To us, this seems like a straightforward win-win.
While the trade idea presents potential rewards, there are some risks to consider as well.
Earnings: Obviously. This trade will have some impact from the earnings report, where anything can happen. If the stock drops 25% or more, as a result of earnings, or as a result of an event between earnings and mid-July when the option expires, you may be assigned shares at an unfavorable price vs. where the market is trading.
PEAD: Post Earnings Announcement Drift may come into play. PEAD is the concept that when a company reports earnings, whichever direction is chosen tends to continue trending until the next earnings report. If the stock reports earnings and the shares get crushed, option sellers may be left holding a stock that continues to decline for longer than anticipated.
Business Execution: SentinelOne’s ability to effectively manage its costs will be crucial in setting the company up well for the long term. If costs can’t be controlled, then this high growth company becomes a much more dangerous investment as liquidity is impacted and the company’s unit economics come into question.
Competitors: The market for cybersecurity products is competitive, and should other companies like Palo Alto Networks (PANW) or CrowdStrike (CRWD) begin to build more compelling alternatives to SingularityXDR, then growth may slow, margins may come in, and gaining further market share may be difficult for SentinelOne.
Valuation: While we touched on this previously, the valuation here is still priced for upside at 14x sales. In other words, if revenue growth slows, competitive risks materialize, or business execution stumbles, then the valuation has a lot of room to compress, even without materially worse reported results.
Macro: As a company operating on the cutting edge of technology, SentinelOne may come under scrutiny from regulators over its use of machine learning / AI, or become much more heavily regulated. It may also be impacted by a downturn in the broader macroeconomic environment, although it is insulated somewhat as cybersecurity is not often considered a “cuttable” expense.
While we think these are definitely issues to be aware of, overall, the return, high probability of success, and quality of the underlying company allay most of our concerns with this trade idea.

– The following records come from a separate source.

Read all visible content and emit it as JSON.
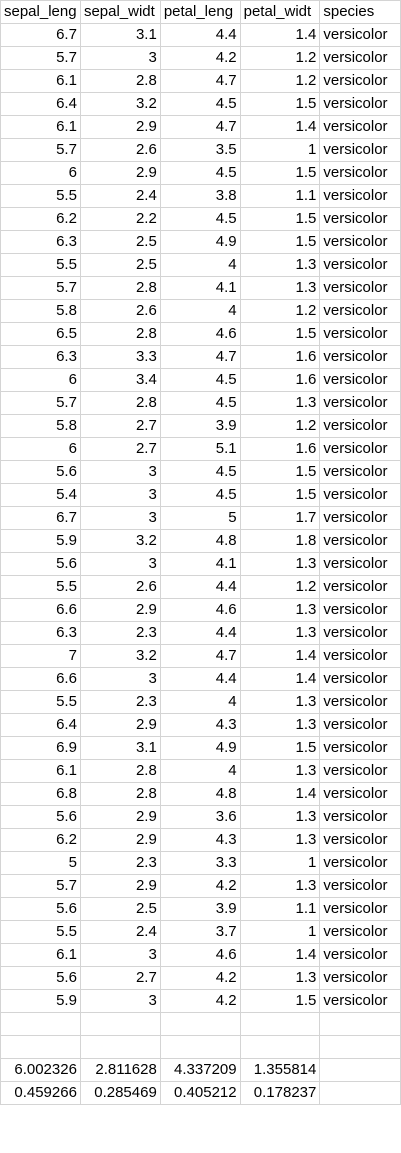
{
  "sheet": {
    "headers": [
      "sepal_leng",
      "sepal_widt",
      "petal_leng",
      "petal_widt",
      "species"
    ],
    "rows": [
      [
        "6.7",
        "3.1",
        "4.4",
        "1.4",
        "versicolor"
      ],
      [
        "5.7",
        "3",
        "4.2",
        "1.2",
        "versicolor"
      ],
      [
        "6.1",
        "2.8",
        "4.7",
        "1.2",
        "versicolor"
      ],
      [
        "6.4",
        "3.2",
        "4.5",
        "1.5",
        "versicolor"
      ],
      [
        "6.1",
        "2.9",
        "4.7",
        "1.4",
        "versicolor"
      ],
      [
        "5.7",
        "2.6",
        "3.5",
        "1",
        "versicolor"
      ],
      [
        "6",
        "2.9",
        "4.5",
        "1.5",
        "versicolor"
      ],
      [
        "5.5",
        "2.4",
        "3.8",
        "1.1",
        "versicolor"
      ],
      [
        "6.2",
        "2.2",
        "4.5",
        "1.5",
        "versicolor"
      ],
      [
        "6.3",
        "2.5",
        "4.9",
        "1.5",
        "versicolor"
      ],
      [
        "5.5",
        "2.5",
        "4",
        "1.3",
        "versicolor"
      ],
      [
        "5.7",
        "2.8",
        "4.1",
        "1.3",
        "versicolor"
      ],
      [
        "5.8",
        "2.6",
        "4",
        "1.2",
        "versicolor"
      ],
      [
        "6.5",
        "2.8",
        "4.6",
        "1.5",
        "versicolor"
      ],
      [
        "6.3",
        "3.3",
        "4.7",
        "1.6",
        "versicolor"
      ],
      [
        "6",
        "3.4",
        "4.5",
        "1.6",
        "versicolor"
      ],
      [
        "5.7",
        "2.8",
        "4.5",
        "1.3",
        "versicolor"
      ],
      [
        "5.8",
        "2.7",
        "3.9",
        "1.2",
        "versicolor"
      ],
      [
        "6",
        "2.7",
        "5.1",
        "1.6",
        "versicolor"
      ],
      [
        "5.6",
        "3",
        "4.5",
        "1.5",
        "versicolor"
      ],
      [
        "5.4",
        "3",
        "4.5",
        "1.5",
        "versicolor"
      ],
      [
        "6.7",
        "3",
        "5",
        "1.7",
        "versicolor"
      ],
      [
        "5.9",
        "3.2",
        "4.8",
        "1.8",
        "versicolor"
      ],
      [
        "5.6",
        "3",
        "4.1",
        "1.3",
        "versicolor"
      ],
      [
        "5.5",
        "2.6",
        "4.4",
        "1.2",
        "versicolor"
      ],
      [
        "6.6",
        "2.9",
        "4.6",
        "1.3",
        "versicolor"
      ],
      [
        "6.3",
        "2.3",
        "4.4",
        "1.3",
        "versicolor"
      ],
      [
        "7",
        "3.2",
        "4.7",
        "1.4",
        "versicolor"
      ],
      [
        "6.6",
        "3",
        "4.4",
        "1.4",
        "versicolor"
      ],
      [
        "5.5",
        "2.3",
        "4",
        "1.3",
        "versicolor"
      ],
      [
        "6.4",
        "2.9",
        "4.3",
        "1.3",
        "versicolor"
      ],
      [
        "6.9",
        "3.1",
        "4.9",
        "1.5",
        "versicolor"
      ],
      [
        "6.1",
        "2.8",
        "4",
        "1.3",
        "versicolor"
      ],
      [
        "6.8",
        "2.8",
        "4.8",
        "1.4",
        "versicolor"
      ],
      [
        "5.6",
        "2.9",
        "3.6",
        "1.3",
        "versicolor"
      ],
      [
        "6.2",
        "2.9",
        "4.3",
        "1.3",
        "versicolor"
      ],
      [
        "5",
        "2.3",
        "3.3",
        "1",
        "versicolor"
      ],
      [
        "5.7",
        "2.9",
        "4.2",
        "1.3",
        "versicolor"
      ],
      [
        "5.6",
        "2.5",
        "3.9",
        "1.1",
        "versicolor"
      ],
      [
        "5.5",
        "2.4",
        "3.7",
        "1",
        "versicolor"
      ],
      [
        "6.1",
        "3",
        "4.6",
        "1.4",
        "versicolor"
      ],
      [
        "5.6",
        "2.7",
        "4.2",
        "1.3",
        "versicolor"
      ],
      [
        "5.9",
        "3",
        "4.2",
        "1.5",
        "versicolor"
      ],
      [
        "",
        "",
        "",
        "",
        ""
      ],
      [
        "",
        "",
        "",
        "",
        ""
      ],
      [
        "6.002326",
        "2.811628",
        "4.337209",
        "1.355814",
        ""
      ],
      [
        "0.459266",
        "0.285469",
        "0.405212",
        "0.178237",
        ""
      ]
    ]
  }
}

In conclusion, SentinelOne is a company with great potential, currently trading near its most attractive historical valuation. The flagship product is industry-leading, and the company simply needs to improve its cost structure to see massive upside and profitability. We like using a short put trade to express a bullish view, as it insulates against the upcoming earnings volatility and earns us a solid cash premium. If assigned, we get the shares at a discount to the current fair-market value, and to our view of the company’s long-term prospects. Seems like a win-win!